California’s much debated medical malpractice cap on noneconomic damages under MICRA recently withstood an appeal by a plaintiff in a medical malpractice case in that state. The appellate court struck down all of the plaintiff’s arguments in upholding the cap. Learn more in our blog.
California Medical Malpractice Cap Continues Despite Appeal
The cap was enacted 40 years ago under the Medical Injury Compensation Reform Act of 1975 (MICRA).
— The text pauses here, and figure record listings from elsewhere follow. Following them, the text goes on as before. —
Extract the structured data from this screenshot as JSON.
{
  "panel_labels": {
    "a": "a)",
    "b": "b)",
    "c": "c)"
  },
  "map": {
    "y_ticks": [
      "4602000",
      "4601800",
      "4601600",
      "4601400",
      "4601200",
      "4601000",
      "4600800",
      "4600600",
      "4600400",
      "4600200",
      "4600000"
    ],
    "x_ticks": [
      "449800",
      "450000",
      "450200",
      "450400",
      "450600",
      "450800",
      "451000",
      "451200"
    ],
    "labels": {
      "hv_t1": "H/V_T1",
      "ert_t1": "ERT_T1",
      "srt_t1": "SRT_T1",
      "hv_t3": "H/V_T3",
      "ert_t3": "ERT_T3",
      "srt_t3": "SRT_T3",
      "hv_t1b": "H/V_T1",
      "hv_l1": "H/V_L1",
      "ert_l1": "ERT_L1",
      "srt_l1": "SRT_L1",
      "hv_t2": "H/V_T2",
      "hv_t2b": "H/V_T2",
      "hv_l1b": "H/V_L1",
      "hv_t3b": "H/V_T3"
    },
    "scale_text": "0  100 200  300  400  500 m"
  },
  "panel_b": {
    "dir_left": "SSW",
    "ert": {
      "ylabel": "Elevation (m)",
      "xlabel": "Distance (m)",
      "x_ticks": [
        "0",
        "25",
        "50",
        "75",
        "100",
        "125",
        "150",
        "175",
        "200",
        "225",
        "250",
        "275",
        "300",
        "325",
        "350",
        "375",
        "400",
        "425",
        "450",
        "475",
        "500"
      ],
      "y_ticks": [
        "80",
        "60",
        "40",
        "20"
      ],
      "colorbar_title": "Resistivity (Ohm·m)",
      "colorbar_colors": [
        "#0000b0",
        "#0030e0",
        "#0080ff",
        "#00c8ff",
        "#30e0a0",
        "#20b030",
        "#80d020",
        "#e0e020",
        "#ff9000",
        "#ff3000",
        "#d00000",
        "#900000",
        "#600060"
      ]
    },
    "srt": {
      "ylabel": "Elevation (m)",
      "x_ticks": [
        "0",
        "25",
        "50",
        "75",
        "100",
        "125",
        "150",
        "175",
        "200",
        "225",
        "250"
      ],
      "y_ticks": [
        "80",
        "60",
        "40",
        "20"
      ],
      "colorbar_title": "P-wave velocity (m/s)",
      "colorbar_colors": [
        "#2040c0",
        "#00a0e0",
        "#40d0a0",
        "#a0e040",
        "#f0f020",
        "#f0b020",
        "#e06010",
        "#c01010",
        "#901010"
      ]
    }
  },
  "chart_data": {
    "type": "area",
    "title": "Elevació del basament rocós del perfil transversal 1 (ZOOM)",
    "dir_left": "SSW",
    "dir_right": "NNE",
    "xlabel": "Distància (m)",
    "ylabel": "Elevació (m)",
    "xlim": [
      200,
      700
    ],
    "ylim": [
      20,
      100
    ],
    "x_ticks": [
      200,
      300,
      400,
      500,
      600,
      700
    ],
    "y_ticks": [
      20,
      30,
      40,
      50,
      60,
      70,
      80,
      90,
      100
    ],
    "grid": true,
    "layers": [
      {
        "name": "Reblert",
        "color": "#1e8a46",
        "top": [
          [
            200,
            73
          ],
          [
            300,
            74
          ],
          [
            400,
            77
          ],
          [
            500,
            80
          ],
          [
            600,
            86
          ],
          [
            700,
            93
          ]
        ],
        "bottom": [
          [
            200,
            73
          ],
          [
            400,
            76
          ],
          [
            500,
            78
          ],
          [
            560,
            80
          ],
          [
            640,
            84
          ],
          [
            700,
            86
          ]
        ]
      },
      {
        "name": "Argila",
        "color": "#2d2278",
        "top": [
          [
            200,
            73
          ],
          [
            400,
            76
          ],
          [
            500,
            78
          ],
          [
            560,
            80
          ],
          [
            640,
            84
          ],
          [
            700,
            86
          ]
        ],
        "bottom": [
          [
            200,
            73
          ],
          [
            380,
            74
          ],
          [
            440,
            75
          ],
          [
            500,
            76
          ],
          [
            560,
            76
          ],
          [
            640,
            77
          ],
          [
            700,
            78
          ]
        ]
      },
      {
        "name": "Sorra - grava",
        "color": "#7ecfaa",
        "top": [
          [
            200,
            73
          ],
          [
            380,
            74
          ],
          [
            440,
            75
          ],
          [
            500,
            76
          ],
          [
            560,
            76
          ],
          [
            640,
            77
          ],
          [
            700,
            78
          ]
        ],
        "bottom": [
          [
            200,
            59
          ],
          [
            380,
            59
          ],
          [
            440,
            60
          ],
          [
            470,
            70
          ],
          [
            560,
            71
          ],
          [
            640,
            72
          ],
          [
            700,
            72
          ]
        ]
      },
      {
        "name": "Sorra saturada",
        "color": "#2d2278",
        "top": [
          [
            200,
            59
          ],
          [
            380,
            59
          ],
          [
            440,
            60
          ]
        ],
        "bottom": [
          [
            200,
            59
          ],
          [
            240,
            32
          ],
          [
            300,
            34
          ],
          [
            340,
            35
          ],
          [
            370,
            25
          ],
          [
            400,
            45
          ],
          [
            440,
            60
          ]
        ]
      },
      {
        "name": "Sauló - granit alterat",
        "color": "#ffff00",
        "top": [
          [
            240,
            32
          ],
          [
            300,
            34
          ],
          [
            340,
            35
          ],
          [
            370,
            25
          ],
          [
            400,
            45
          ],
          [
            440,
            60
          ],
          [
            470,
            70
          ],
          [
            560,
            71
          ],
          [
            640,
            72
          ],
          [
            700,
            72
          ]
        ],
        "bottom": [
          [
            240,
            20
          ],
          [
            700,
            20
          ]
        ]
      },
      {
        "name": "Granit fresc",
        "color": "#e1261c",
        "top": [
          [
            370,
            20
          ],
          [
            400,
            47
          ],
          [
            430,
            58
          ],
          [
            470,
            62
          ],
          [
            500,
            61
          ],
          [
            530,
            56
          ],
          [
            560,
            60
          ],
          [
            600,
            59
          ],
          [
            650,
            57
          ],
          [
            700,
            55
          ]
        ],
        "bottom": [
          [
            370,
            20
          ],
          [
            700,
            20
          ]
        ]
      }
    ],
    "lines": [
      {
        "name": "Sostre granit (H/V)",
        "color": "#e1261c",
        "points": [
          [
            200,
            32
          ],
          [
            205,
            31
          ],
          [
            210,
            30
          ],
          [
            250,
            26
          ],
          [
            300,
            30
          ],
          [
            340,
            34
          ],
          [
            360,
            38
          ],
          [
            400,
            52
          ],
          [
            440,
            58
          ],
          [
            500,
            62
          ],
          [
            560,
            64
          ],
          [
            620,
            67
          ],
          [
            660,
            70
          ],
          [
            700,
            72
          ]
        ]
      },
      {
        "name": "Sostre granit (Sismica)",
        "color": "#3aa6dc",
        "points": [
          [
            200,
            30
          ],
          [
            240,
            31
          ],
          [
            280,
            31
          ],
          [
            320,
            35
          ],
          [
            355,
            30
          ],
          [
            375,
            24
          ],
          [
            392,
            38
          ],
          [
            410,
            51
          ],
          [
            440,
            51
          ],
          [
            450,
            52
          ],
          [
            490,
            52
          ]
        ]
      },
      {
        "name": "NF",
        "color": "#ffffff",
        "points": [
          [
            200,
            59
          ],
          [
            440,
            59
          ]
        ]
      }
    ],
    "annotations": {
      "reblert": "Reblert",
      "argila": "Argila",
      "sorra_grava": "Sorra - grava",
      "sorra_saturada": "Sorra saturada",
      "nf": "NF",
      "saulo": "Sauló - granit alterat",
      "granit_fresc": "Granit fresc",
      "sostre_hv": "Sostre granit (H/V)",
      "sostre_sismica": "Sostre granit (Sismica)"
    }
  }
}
The cap limits noneconomic damages in cases of medical malpractice to no more than $250,000. Last year, a proposition that would have increased the cap to $1.1 million and enacted annual adjustments was defeated during elections in California.
The appeal came from a plaintiff in a medical malpractice case. "The plaintiff challenged the reduction of the amount of the noneconomic damages awarded to her by the jury on multiple constitutional grounds: as violating equal protecting, due process, and the right to jury trial." The plaintiff noted that inflation had devalued the cap by a factor of 4 since 1975.
The Appellate Court’s Ruling
The appellate court ruled against the plaintiff’s appeal on all grounds, including the violations of equal protection, due process, and the right to jury trial. The court also stated that the plaintiff had not demonstrated to the court that "the underlying circumstances that gave rise to the medical malpractice insurance problem that reached crisis proportions in the 1970’s no longer exist," according to medicalmalpracticelawyers.com.